President Uhuru Kenyatta’s Jamhuri Day ban on civic education was soon followed by a regulatory attack on International Foundation for Electoral Systems (IFES), an American organisation that has been supporting electoral management processes around Africa since 1987, and has now been followed by another regulatory attack on the Kenya Human Rights Commission, (KHRC), an organisation with a 25-year record of playing a leading role in promoting human rights and social justice in Kenya.

A central actor in both attacks is the Ministry of Interior, under which falls the National Council for the Coordination of NGOs, which is led by Mr Fazul Mohammed.

The attack on the KHRC has taken what has now become a predictable form: trial by media. In November 2016, the NGO board authoured an internal report which made grave but false allegations of financial misconduct against the KHRC, concluding with calls on the Central Bank of Kenya to freeze the accounts of the KHRC, a recommendation that the Kenya Revenue Authority should recover taxes that the KHRC allegedly owes the government and a third recommendation that the Directorate of Criminal Investigations should start a criminal investigation against the KHRC. There was a further recommendation that the Institute of Certified Public Accountants should investigate PricewaterHouseCoopers, the current external auditors of KHRC, allegedly for assisting the organisation to falsify its accounts.

NOT INVOLVE

The KHRC’s reaction has been that contrary to what usually happens in investigations of this kind, the NGO Board did not involve the organisation in the alleged investigation, and only came to know it was under investigation when the many media sources to which the board had circulated its report sought a reaction from the KHRC.

It is only at that point that the board then wrote to the KHRC purporting to investigate a matter over which, more than two months before, it had not only made final conclusions but also recommendations to other authorities.

This is not the first time the board is attacking civil society organisations through the media. In October 2015, the board issued a press statement alleging that 957 organisations, among them the KHRC, had not accounted for Sh25 billion received from donors and that they could have laundered this sum or used it to finance terrorism. After seeking, in vain, to know the accusations against it, the KRHC was compelled to challenge the board in court to prove this claim. However, the board backed off and the KHRC obtained a judgment. Justice Louis Onguto found that the failure by the NGO board to give the KHRC a hearing before arriving at a decision to cancel its registration was a violation of its constitutional rights and that this failure was compounded when the NGO board failed to furnish written reasons to the KHRC when the organisation wrote asking for such reasons.

QUESTIONS RAISED

As the head of the board, questions have been raised about Fazul’s integrity.

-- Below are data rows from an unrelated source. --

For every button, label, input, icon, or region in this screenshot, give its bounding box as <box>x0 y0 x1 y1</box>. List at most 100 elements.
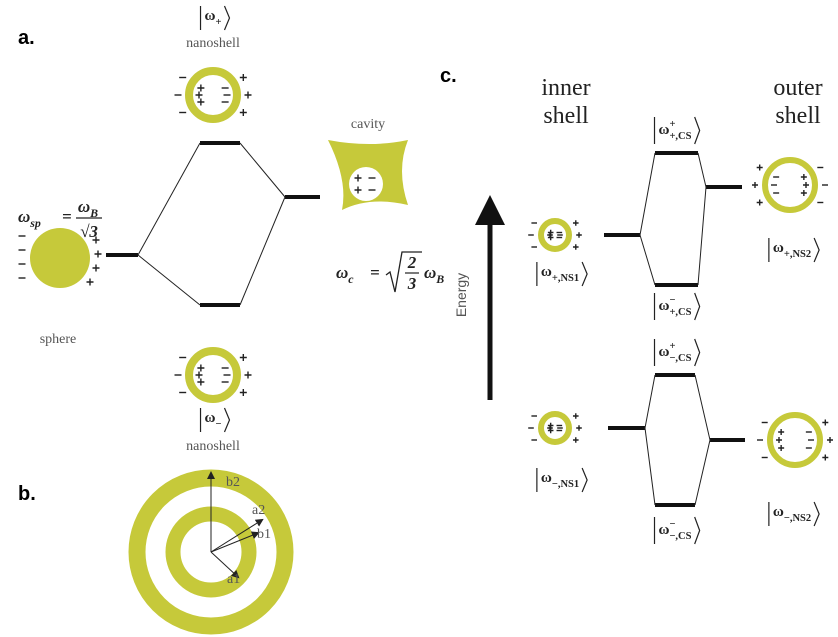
symbol: ω <box>541 470 552 486</box>
plus-charge <box>197 85 204 92</box>
plus-charge <box>197 379 204 386</box>
subscript: − <box>215 419 221 430</box>
math-symbol: ω−+,CS <box>659 295 692 318</box>
panel-label: b. <box>18 483 36 505</box>
axis-label: Energy <box>453 273 469 317</box>
math-symbol: ω++,CS <box>659 119 692 142</box>
symbol: ω <box>336 263 348 282</box>
ket-angle <box>695 293 700 320</box>
plus-charge <box>822 455 828 461</box>
ket-angle <box>224 408 229 432</box>
plus-charge <box>827 437 833 443</box>
symbol: ω <box>205 8 216 24</box>
equals: = <box>62 207 72 226</box>
ket-angle <box>695 517 700 544</box>
math-symbol: ωc <box>336 263 354 286</box>
subscript: −,NS2 <box>784 513 811 524</box>
symbol: ω <box>78 197 90 216</box>
plus-charge <box>196 92 203 99</box>
panel-label: a. <box>18 27 35 49</box>
subscript: c <box>348 272 354 286</box>
symbol: ω <box>659 298 670 314</box>
caption: sphere <box>40 332 77 347</box>
cavity-hole <box>349 167 383 201</box>
plus-charge <box>573 413 579 419</box>
math-symbol: ω− <box>205 410 222 430</box>
symbol: ω <box>773 504 784 520</box>
plus-charge <box>240 354 247 361</box>
superscript: − <box>669 519 675 530</box>
plus-charge <box>757 200 763 206</box>
denominator: √3 <box>80 222 98 241</box>
shell-ring <box>541 221 569 249</box>
ket-angle <box>582 468 587 492</box>
math-symbol: ω+ <box>205 8 222 28</box>
plus-charge <box>240 389 247 396</box>
connector <box>138 143 200 255</box>
math-symbol: ω+−,CS <box>659 341 692 364</box>
vector-label: b2 <box>226 475 240 490</box>
connector <box>138 255 200 305</box>
column-title: shell <box>543 103 589 129</box>
panel-c-levels <box>604 153 745 505</box>
math-symbol: ωB <box>78 197 98 220</box>
math-symbol: ω−,NS2 <box>773 504 811 524</box>
ket-angle <box>814 502 819 526</box>
plus-charge <box>87 279 94 286</box>
plus-charge <box>196 372 203 379</box>
subscript: sp <box>29 216 41 230</box>
plus-charge <box>573 244 579 250</box>
denominator: 3 <box>407 274 417 293</box>
math-symbol: ω−−,CS <box>659 519 692 542</box>
connector <box>240 197 285 305</box>
plus-charge <box>801 190 807 196</box>
superscript: + <box>669 119 675 130</box>
sqrt-sign <box>386 252 422 292</box>
connector <box>240 143 285 197</box>
ket-angle <box>695 117 700 144</box>
plus-charge <box>752 182 758 188</box>
plus-charge <box>573 437 579 443</box>
superscript: + <box>669 341 675 352</box>
math-symbol: ωB <box>424 263 444 286</box>
plus-charge <box>93 265 100 272</box>
plus-charge <box>778 445 784 451</box>
plus-charge <box>822 420 828 426</box>
symbol: ω <box>659 522 670 538</box>
subscript: −,CS <box>669 353 691 364</box>
math-symbol: ω−,NS1 <box>541 470 579 490</box>
numerator: 2 <box>407 253 417 272</box>
subscript: +,NS1 <box>552 273 579 284</box>
symbol: ω <box>541 264 552 280</box>
column-title: inner <box>541 75 590 101</box>
subscript: +,NS2 <box>784 249 811 260</box>
plus-charge <box>757 165 763 171</box>
subscript: +,CS <box>669 307 691 318</box>
caption: nanoshell <box>186 439 240 454</box>
vector-label: a2 <box>252 503 265 518</box>
ket-angle <box>224 6 229 30</box>
shell-ring <box>541 414 569 442</box>
panel-label: c. <box>440 65 457 87</box>
plus-charge <box>576 232 582 238</box>
concentric-shells <box>137 473 285 626</box>
plus-charge <box>197 365 204 372</box>
symbol: ω <box>659 344 670 360</box>
plus-charge <box>95 251 102 258</box>
equals: = <box>370 263 380 282</box>
plus-charge <box>801 174 807 180</box>
subscript: + <box>215 17 221 28</box>
plus-charge <box>778 429 784 435</box>
panel-a-levels <box>106 143 320 305</box>
subscript: B <box>435 272 444 286</box>
symbol: ω <box>424 263 436 282</box>
math-symbol: ω+,NS1 <box>541 264 579 284</box>
math-symbol: ω+,NS2 <box>773 240 811 260</box>
plus-charge <box>576 425 582 431</box>
symbol: ω <box>773 240 784 256</box>
subscript: −,CS <box>669 531 691 542</box>
caption: cavity <box>351 117 385 132</box>
plus-charge <box>776 437 782 443</box>
caption: nanoshell <box>186 36 240 51</box>
figure: a. b. c. ω+nanoshellω−na <box>0 0 838 637</box>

Egerton University, where he claims to have studied, denies that he completed his education there, saying he was disqualified for academic reasons. Following complaints by a number of civil society organisations, the Commission on Administrative Justice (the Ombudsman) investigated the matter, concluding that Fazul’s purported qualifications were forgeries, recommending The growing intolerance is widely viewed as evidence of fear on the part of the political establishment.

that he be relieved of his duties from office and monies he has been paid be recovered.

The Ombudsman also found evidence of systematic victimisation against the staff members who stood up to Fazul and also preferential promotions for others who did not deserve such promotion. It is little wonder that there is an army of staff members that have sued the board for wrongful dismissal. One of them obtained a judgment which the board has refused to honour and contempt proceedings are under way.

Sometime last year, there surfaced a document that has conclusively been proved to be a forgery, which made defamatory claims against Devolution Cabinet Secretary Mwangi Kiunjuri, and a number of civil society individuals.

A WAR

It has since emerged that the document originated from within the board, and was created as part of a war between the Cabinet Secretary and Fazul, who had the last laugh when he obtained a court injunction reversing his suspension from office by the minister. In a further show of his political influence, the NGO docket was then also moved from Fazul’s control to the Interior ministry.

Whatever one thinks about the KHRC and other civil society organisations, these have played a key role in the country’s public processes, including by mainstreaming political opposition which was once only an underground movement, promoting and defending the Constitution, and giving voice to the underprivileged. In the case of the KHRC, it managed to bring a mighty former colonial power to account for atrocities committed against Kenyan freedom fighters, the Mau Mau. But why are these things happening at this time? For many reasons, it appears that there will be a close contest in the forthcoming elections. The growing intolerance is widely viewed as evidence of fear on the part of the political establishment. It is also a signal that whatever the outcome of the election, Jubilee does not intend to give up power any time soon. Jubilee is spoiling for a fight and in a situation that demands loyalty rather than accountability. Saddled with personal integrity issues, Fazul is thriving since he seems prepared to do anything to please the political leadership, and has turned the regulatory role of the board into a form of McCarthyism.